Say something juicy. Something tender.

41 comments:

Jeremy said...

Since we ALL know that 95% of the wingnuts here are overweight...

Blueberries May Banish Belly Fat
Diet Rich in Blueberries May Boost Heart Health


April 19, 2009 -- Busting belly fat may be yet another of blueberries’ health benefits.

A new study shows rats who ate a diet rich in blueberries lost abdominal fat -- the kind of fat linked to heart disease and diabetes -- as well as experienced other health benefits like lowered cholesterol and improved glucose control even if their diet wasn’t otherwise heart-healthy.

"Some measurements were changed by blueberry even if the rats were on a high-fat diet," researcher E. Mitchell Seymour, MS, of the University of Michigan’s Cardioprotection Research Laboratory, says in a news release.

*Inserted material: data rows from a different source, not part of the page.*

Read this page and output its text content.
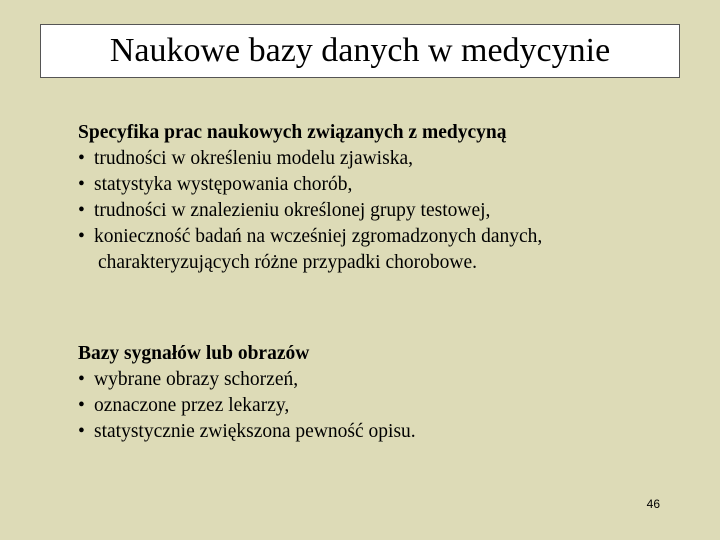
Naukowe bazy danych w medycynie
Specyfika prac naukowych związanych z medycyną
• trudności w określeniu modelu zjawiska,
• statystyka występowania chorób,
• trudności w znalezieniu określonej grupy testowej,
• konieczność badań na wcześniej zgromadzonych danych,
charakteryzujących różne przypadki chorobowe.
Bazy sygnałów lub obrazów
• wybrane obrazy schorzeń,
• oznaczone przez lekarzy,
• statystycznie zwiększona pewność opisu.
46
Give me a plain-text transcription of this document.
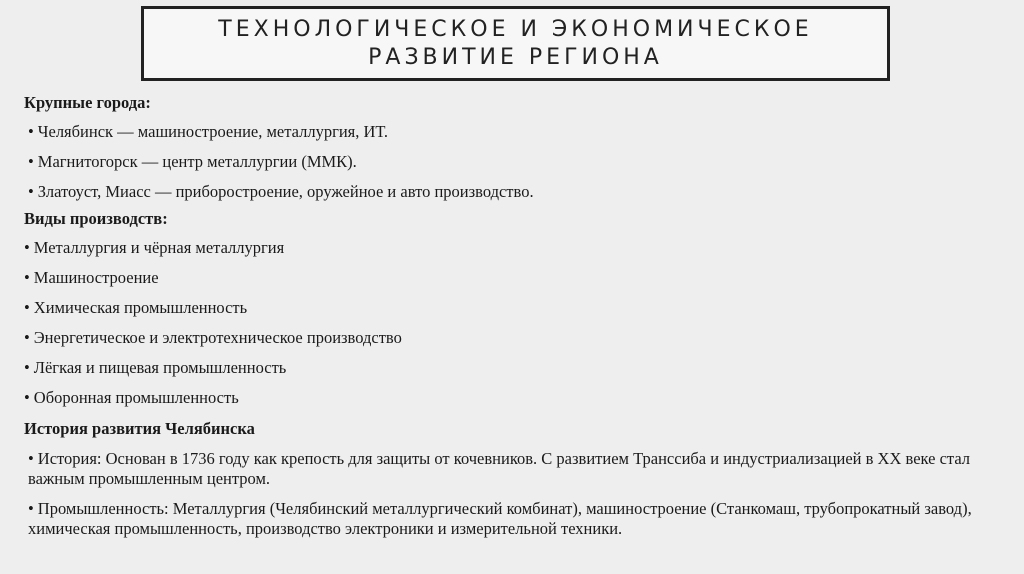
ТЕХНОЛОГИЧЕСКОЕ И ЭКОНОМИЧЕСКОЕ РАЗВИТИЕ РЕГИОНА
Крупные города:
• Челябинск — машиностроение, металлургия, ИТ.
• Магнитогорск — центр металлургии (ММК).
• Златоуст, Миасс — приборостроение, оружейное и авто производство.
Виды производств:
• Металлургия и чёрная металлургия
• Машиностроение
• Химическая промышленность
• Энергетическое и электротехническое производство
• Лёгкая и пищевая промышленность
• Оборонная промышленность
История развития Челябинска
• История: Основан в 1736 году как крепость для защиты от кочевников. С развитием Транссиба и индустриализацией в XX веке стал важным промышленным центром.
• Промышленность: Металлургия (Челябинский металлургический комбинат), машиностроение (Станкомаш, трубопрокатный завод), химическая промышленность, производство электроники и измерительной техники.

Researchers say the results suggest that antioxidant-rich blueberries may change how the body stores and processes glucose or sugar for energy, thereby reducing the risk of both heart disease and diabetes.

"The benefits of eating fruits and vegetables have been well researched, but our findings in regard to blueberries show the naturally occurring chemicals they contain, such as anthocyanins, show promise in mitigating these health conditions," researcher Steven Bolling, MD, of the University of Michigan, says in the release.
Blueberries Boost Heart Health

In the study, presented at Experimental Biology 2009, researchers fed rats bred to become obese either a high-fat or low-fat diet enriched with whole blueberry powder or carbohydrates as 2% of their total diet.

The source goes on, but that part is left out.